There has been much public debate on the topic of giving soldiers the same rights as police officers. Those supporting the bill before Parliament claim soldiers are needed to boost the numbers of police officers in the fight against crime.
They claim we should respond to crime with force. But by adding soldiers to the crime fight, are we just trying to put a plaster on a sore? Are we looking for a quick-fix solution where there is none? Isn't crime a symptom, and not a cause of a much larger problem in society?
There is no disagreement among the population that crime is a serious issue. Many of us have even been affected on a personal level or know someone who has. It surely deserves our utmost attention. In the late 1990s, we had about 100 murders a year. In 2013 we are on track to cross the 400 mark. Although below the record 546 murders in 2008, this is still a 400 per cent increase.
Our crime situation is even getting the attention of foreign media. Foreign Policy magazine, the New York Times, the Guardian and the Economist, have all written articles highlighting the rising crime rate in Trinidad and Tobago. So what is the solution, and are our policymakers serious about addressing this issue?

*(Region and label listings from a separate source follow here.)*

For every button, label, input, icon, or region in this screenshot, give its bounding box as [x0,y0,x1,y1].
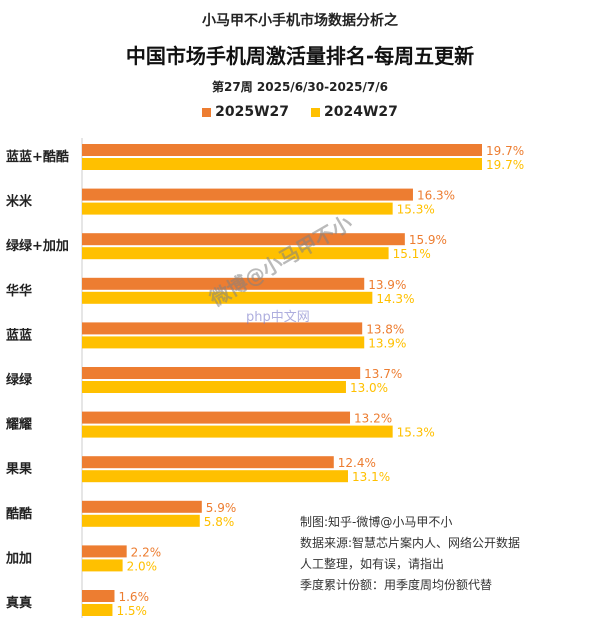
bar [82,233,405,246]
notes: 制图:知乎-微博@小马甲不小 数据来源:智慧芯片案内人、网络公开数据 人工整理，… [300,512,520,596]
note: 人工整理，如有误，请指出 [300,557,445,571]
bar [82,144,482,156]
bar [82,381,346,393]
data-label: 15.9% [409,233,447,247]
bar [82,188,413,201]
data-label: 15.1% [393,247,431,261]
legend-label: 2025W27 [215,104,289,120]
bar [82,470,348,483]
category-label: 蓝蓝+酷酷 [6,149,69,165]
bar [82,411,351,424]
data-label: 5.9% [206,501,237,515]
chart-title: 中国市场手机周激活量排名-每周五更新 [125,44,475,68]
data-label: 13.0% [350,381,388,395]
category-label: 绿绿+加加 [6,238,69,254]
bar [82,500,202,513]
category-label: 加加 [5,551,32,566]
legend-label: 2024W27 [324,104,398,120]
bar [82,590,115,602]
data-label: 15.3% [397,426,435,440]
category-label: 酷酷 [6,506,32,522]
legend-item-2024: 2024W27 [311,104,398,120]
legend-swatch [202,107,212,117]
category-label: 米米 [6,194,33,210]
bar [82,545,127,558]
bar [82,158,482,170]
category-label: 耀耀 [5,418,32,433]
supertitle: 小马甲不小手机市场数据分析之 [202,13,398,29]
data-label: 1.5% [116,604,146,618]
data-label: 15.3% [397,203,435,217]
data-label: 13.1% [352,470,390,484]
bar [82,336,365,349]
category-label: 绿绿 [6,372,33,388]
note: 季度累计份额：用季度周均份额代替 [300,578,493,592]
bar [82,604,113,616]
category-label: 华华 [6,283,32,299]
bar [82,456,334,469]
bar [82,367,361,379]
bar [82,247,389,260]
bar [82,291,373,304]
data-label: 13.8% [366,322,404,336]
data-label: 13.9% [368,336,406,350]
data-label: 2.2% [131,545,162,559]
data-label: 19.7% [486,158,524,172]
note: 制图:知乎-微博@小马甲不小 [300,515,453,529]
note: 数据来源:智慧芯片案内人、网络公开数据 [300,536,521,550]
bar [82,322,363,335]
bar [82,202,393,215]
bar [82,514,200,527]
category-label: 真真 [6,595,32,611]
bar [82,425,393,438]
bar [82,277,365,290]
data-label: 13.7% [364,367,402,381]
data-label: 1.6% [118,590,148,604]
chart-subtitle: 第27周 2025/6/30-2025/7/6 [212,80,388,94]
data-label: 14.3% [376,292,414,306]
data-label: 13.9% [368,278,406,292]
data-label: 12.4% [338,456,376,470]
legend-item-2025: 2025W27 [202,104,289,120]
data-label: 2.0% [127,559,157,573]
data-label: 13.2% [354,412,392,426]
legend-swatch [311,107,320,117]
data-label: 16.3% [417,189,455,203]
category-label: 果果 [5,462,32,477]
data-label: 5.8% [204,515,235,529]
category-label: 蓝蓝 [6,327,32,343]
legend: 2025W27 2024W27 [0,104,600,120]
data-label: 19.7% [486,144,524,158]
bar [82,559,123,572]
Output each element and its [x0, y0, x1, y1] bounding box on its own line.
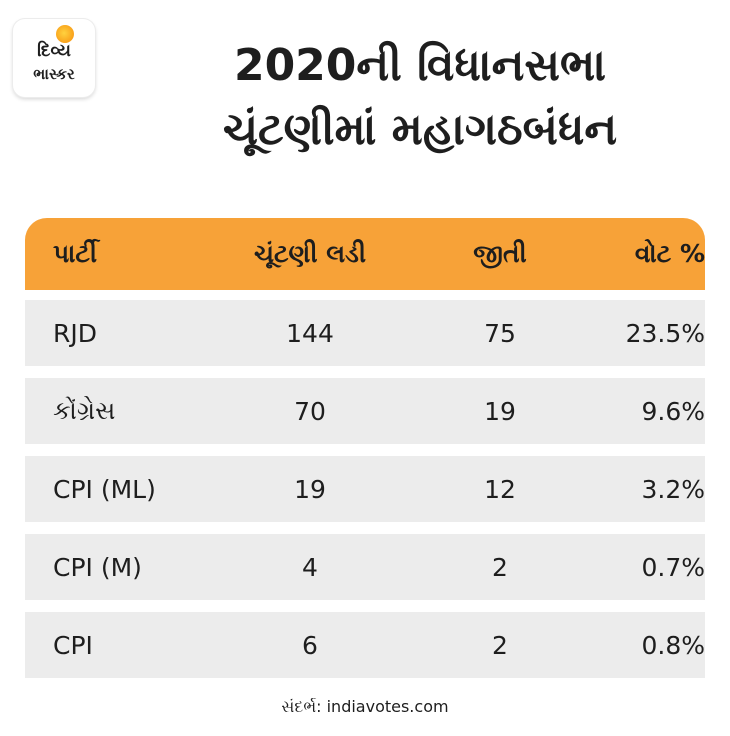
cell-vote-share: 9.6%	[641, 396, 705, 426]
title-line1: 2020ની વિધાનસભા	[233, 40, 607, 91]
source-credit: સંદર્ભ: indiavotes.com	[281, 697, 449, 716]
cell-contested: 70	[294, 396, 326, 426]
header-party: પાર્ટી	[53, 239, 98, 268]
logo-text-line1: દિવ્ય	[37, 41, 71, 61]
table-row: કોંગ્રેસ 70 19 9.6%	[25, 378, 705, 444]
cell-won: 19	[484, 396, 516, 426]
cell-vote-share: 3.2%	[641, 474, 705, 504]
cell-party: CPI (ML)	[53, 474, 156, 504]
page-title: 2020ની વિધાનસભા ચૂંટણીમાં મહાગઠબંધન	[120, 34, 720, 162]
title-line2: ચૂંટણીમાં મહાગઠબંધન	[222, 104, 618, 155]
cell-vote-share: 0.8%	[641, 630, 705, 660]
table-row: RJD 144 75 23.5%	[25, 300, 705, 366]
table-row: CPI (M) 4 2 0.7%	[25, 534, 705, 600]
cell-party: કોંગ્રેસ	[53, 396, 116, 425]
cell-contested: 19	[294, 474, 326, 504]
divya-bhaskar-logo: દિવ્ય ભાસ્કર	[13, 19, 95, 97]
cell-contested: 4	[302, 552, 318, 582]
cell-contested: 144	[286, 318, 334, 348]
sun-icon	[56, 25, 74, 43]
header-contested: ચૂંટણી લડી	[254, 239, 366, 268]
table-row: CPI (ML) 19 12 3.2%	[25, 456, 705, 522]
cell-won: 12	[484, 474, 516, 504]
logo-text-line2: ભાસ્કર	[33, 65, 75, 83]
cell-party: CPI	[53, 630, 93, 660]
cell-contested: 6	[302, 630, 318, 660]
cell-won: 2	[492, 552, 508, 582]
cell-won: 2	[492, 630, 508, 660]
cell-vote-share: 0.7%	[641, 552, 705, 582]
cell-party: RJD	[53, 318, 97, 348]
header-won: જીતી	[473, 239, 527, 268]
table-header: પાર્ટી ચૂંટણી લડી જીતી વોટ %	[25, 218, 705, 290]
table-row: CPI 6 2 0.8%	[25, 612, 705, 678]
cell-party: CPI (M)	[53, 552, 142, 582]
results-table: પાર્ટી ચૂંટણી લડી જીતી વોટ % RJD 144 75 …	[25, 218, 705, 678]
cell-won: 75	[484, 318, 516, 348]
cell-vote-share: 23.5%	[625, 318, 705, 348]
header-vote-share: વોટ %	[634, 239, 705, 268]
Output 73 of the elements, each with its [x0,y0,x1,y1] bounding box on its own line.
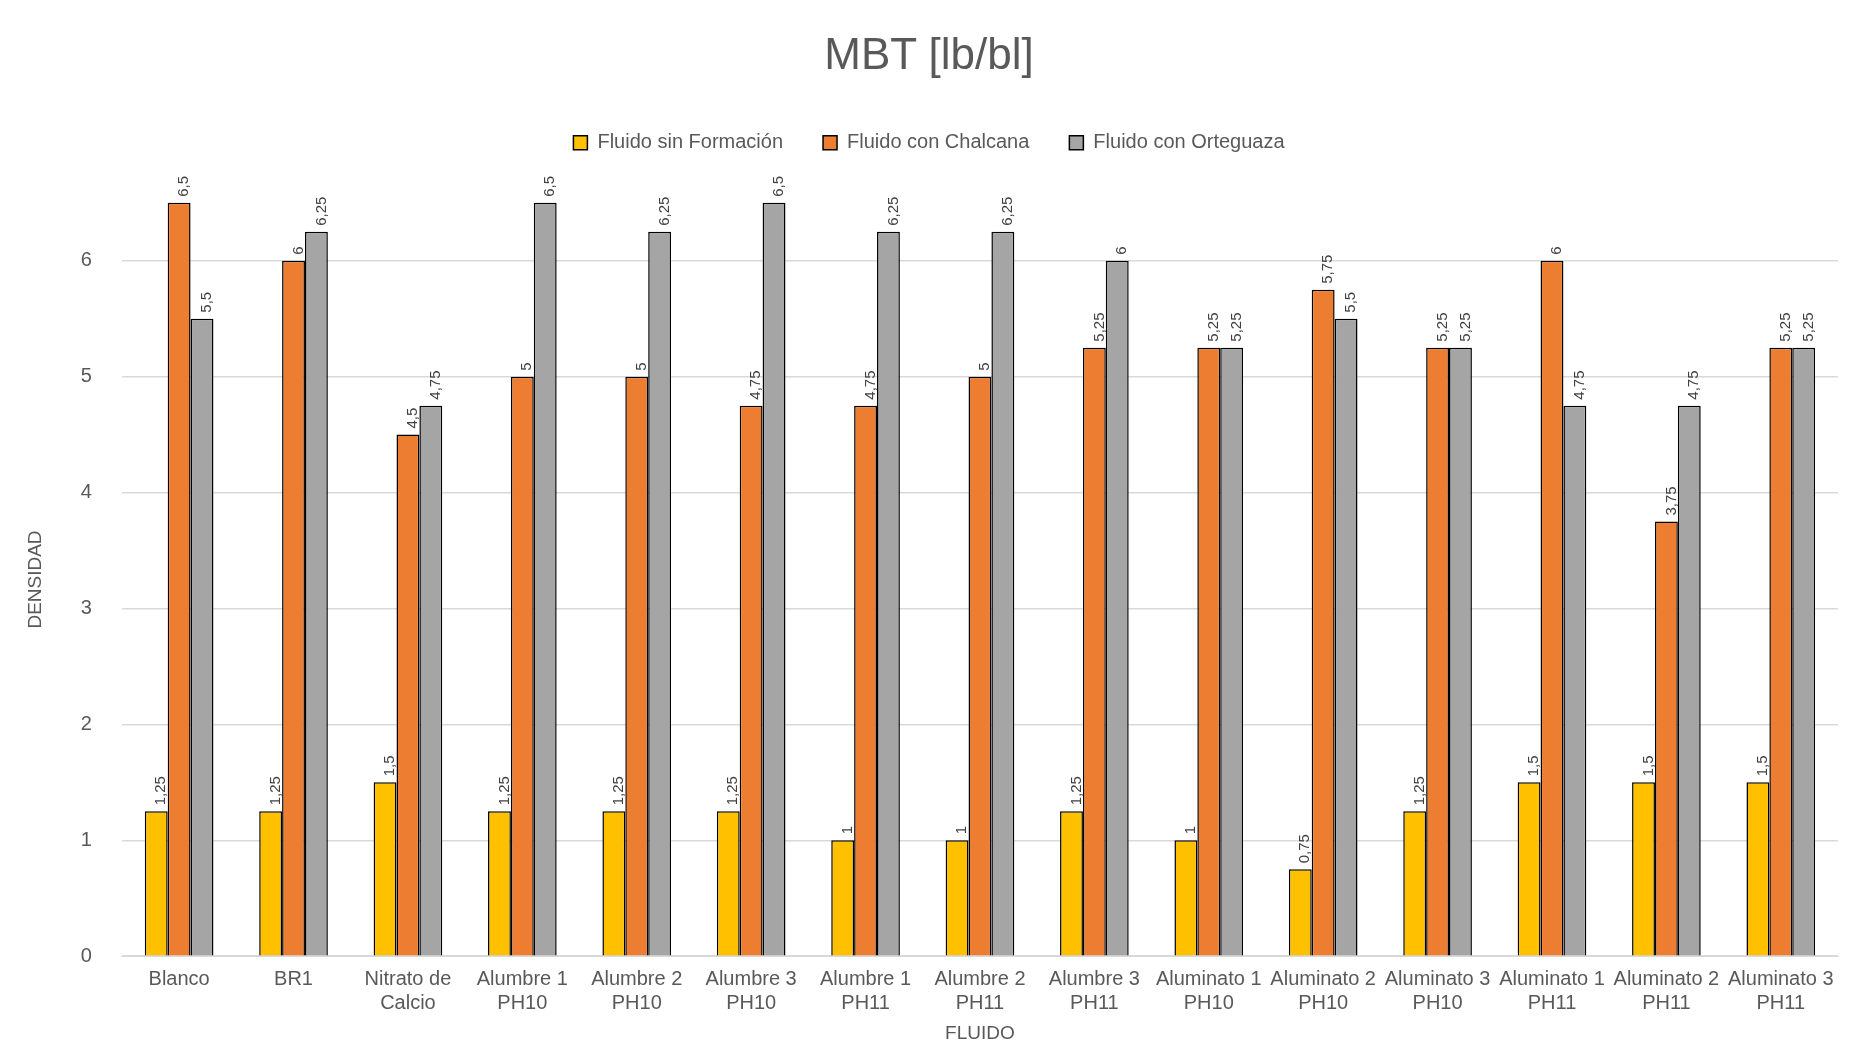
data-label: 6 [1547,246,1565,255]
data-label: 6,5 [540,175,558,197]
data-label: 5,5 [1341,291,1359,313]
y-tick-label: 6 [80,248,92,271]
data-label: 6 [1112,246,1130,255]
x-tick-label: Alumbre 1 PH10 [476,966,568,1013]
data-label: 5 [517,362,535,371]
chart-title: MBT [lb/bl] [824,28,1034,78]
data-label: 1,25 [265,776,283,806]
data-label: 5,25 [1455,312,1473,342]
data-label: 5,25 [1089,312,1107,342]
data-label: 4,75 [860,370,878,400]
data-label: 5 [975,362,993,371]
data-label: 4,5 [403,407,421,429]
x-tick-label: BR1 [274,966,313,989]
data-label: 1 [952,825,970,835]
x-tick-label: Alumbre 2 PH11 [934,966,1026,1013]
legend-label: Fluido sin Formación [597,130,784,153]
data-label: 5,25 [1432,312,1450,342]
data-label: 1,5 [1524,755,1542,777]
data-label: 5,25 [1226,312,1244,342]
x-tick-label: Alumbre 3 PH11 [1048,966,1140,1013]
y-tick-label: 4 [80,480,92,503]
data-label: 6,25 [997,196,1015,226]
data-label: 1 [1181,825,1199,835]
data-label: 4,75 [746,370,764,400]
data-label: 6,25 [654,196,672,226]
x-axis-title: FLUIDO [945,1021,1015,1043]
data-label: 5,25 [1203,312,1221,342]
y-tick-label: 2 [80,711,92,734]
data-label: 6,5 [769,175,787,197]
data-label: 6,25 [883,196,901,226]
x-tick-label: Alumbre 2 PH10 [591,966,683,1013]
data-label: 1,5 [1753,755,1771,777]
data-label: 1,25 [609,776,627,806]
data-label: 5,25 [1775,312,1793,342]
data-label: 0,75 [1295,834,1313,864]
y-axis-title: DENSIDAD [23,530,45,629]
y-tick-label: 0 [80,943,92,966]
x-tick-label: Aluminato 2 PH10 [1270,966,1376,1013]
y-tick-label: 1 [80,827,92,850]
data-label: 5,25 [1798,312,1816,342]
data-label: 1,25 [151,776,169,806]
x-tick-label: Aluminato 3 PH10 [1384,966,1491,1013]
data-label: 4,75 [1570,370,1588,400]
data-label: 4,75 [425,370,443,400]
data-label: 1,25 [1066,776,1084,806]
legend-label: Fluido con Orteguaza [1093,130,1286,153]
data-label: 1,25 [1409,776,1427,806]
data-label: 5,5 [197,291,215,313]
x-tick-label: Blanco [148,966,210,989]
data-label: 1,25 [723,776,741,806]
data-label: 1,25 [494,776,512,806]
x-tick-label: Nitrato de Calcio [364,966,452,1013]
data-label: 1,5 [380,755,398,777]
data-label: 6 [288,246,306,255]
x-tick-label: Alumbre 1 PH11 [819,966,912,1013]
data-label: 5,75 [1318,254,1336,284]
x-tick-label: Aluminato 1 PH11 [1499,966,1605,1013]
data-label: 6,25 [311,196,329,226]
y-tick-label: 3 [80,595,92,618]
data-label: 3,75 [1661,486,1679,516]
data-label: 1 [837,825,855,835]
data-label: 5 [631,362,649,371]
x-tick-label: Aluminato 3 PH11 [1727,966,1834,1013]
data-label: 6,5 [174,175,192,197]
data-label: 1,5 [1638,755,1656,777]
x-tick-label: Aluminato 2 PH11 [1613,966,1720,1013]
data-label: 4,75 [1684,370,1702,400]
legend-label: Fluido con Chalcana [847,130,1031,153]
x-tick-label: Alumbre 3 PH10 [705,966,797,1013]
y-tick-label: 5 [80,364,92,387]
x-tick-label: Aluminato 1 PH10 [1155,966,1262,1013]
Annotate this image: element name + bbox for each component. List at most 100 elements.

I believe we are taking an approach that is too high-handed and too short-sighted. What we need is a people-centred approach that will ensure crime becomes a distant prospect for the next generation.
No one is asking the most important question of all, how did we get like this? We should be examining the reasons why our young people are joining gangs and committing crime in the first place. Is it a breakdown in family structure, and the support systems that go along with it? What happened to the old saying that, "It takes a village to raise a child"? Have we thrown that out, and do we even know our neighbours anymore?
The gang leaders are outspending parents in a bid to recruit more young men. They are providing the material possessions working parents can't, like the brand new sneakers. They are trying to change the mentality of young people to embrace the mantra of get rich or die trying. They are telling young people crime is the way to get what you want in life.
We need to address this issue head-on. We must stigmatise gang leaders. They are not community leaders, they do nothing for society, and they are surely not good role models. What is needed is good role models for our young people to emulate.
Instead of putting soldiers on the streets to fight crime, what our government should be looking at, is the softer approach of mentorship programmes.
Mentorship is needed for our secondary school pupils, particularly those at our at-risk schools, so that they do not get involved in criminal activity. Countries across the world are increasingly using mentorship programmes to help fight crime.
A recent study by the University of Chicago Crime Lab has found that counselling and mentoring actually work . For those students participating in mentorship and counselling, the study found a significant decline in those arrested for violent crime.
More motivational speakers should also be included in the line-up to fight crime. This measure would not even cost the government anything, as I'm sure there are enough successful people who care about the future of our country, and who will be willing to volunteer an hour of their time every week, to talk to young people.
Combine mentorship, motivational speakers and after school activities, focusing on the arts, sports and extra lessons for homework help, then surely we can stop young people from joining gangs.
Our founding father, Dr Eric Williams, once said, "The future of this nation lies in the school bags of our children." If we as a nation truly subscribe to this, well then surely it is time to give mentorship a chance. Our country has so much potential, and if we all come together, and do our part, then surely we can take back our country from the criminal elements.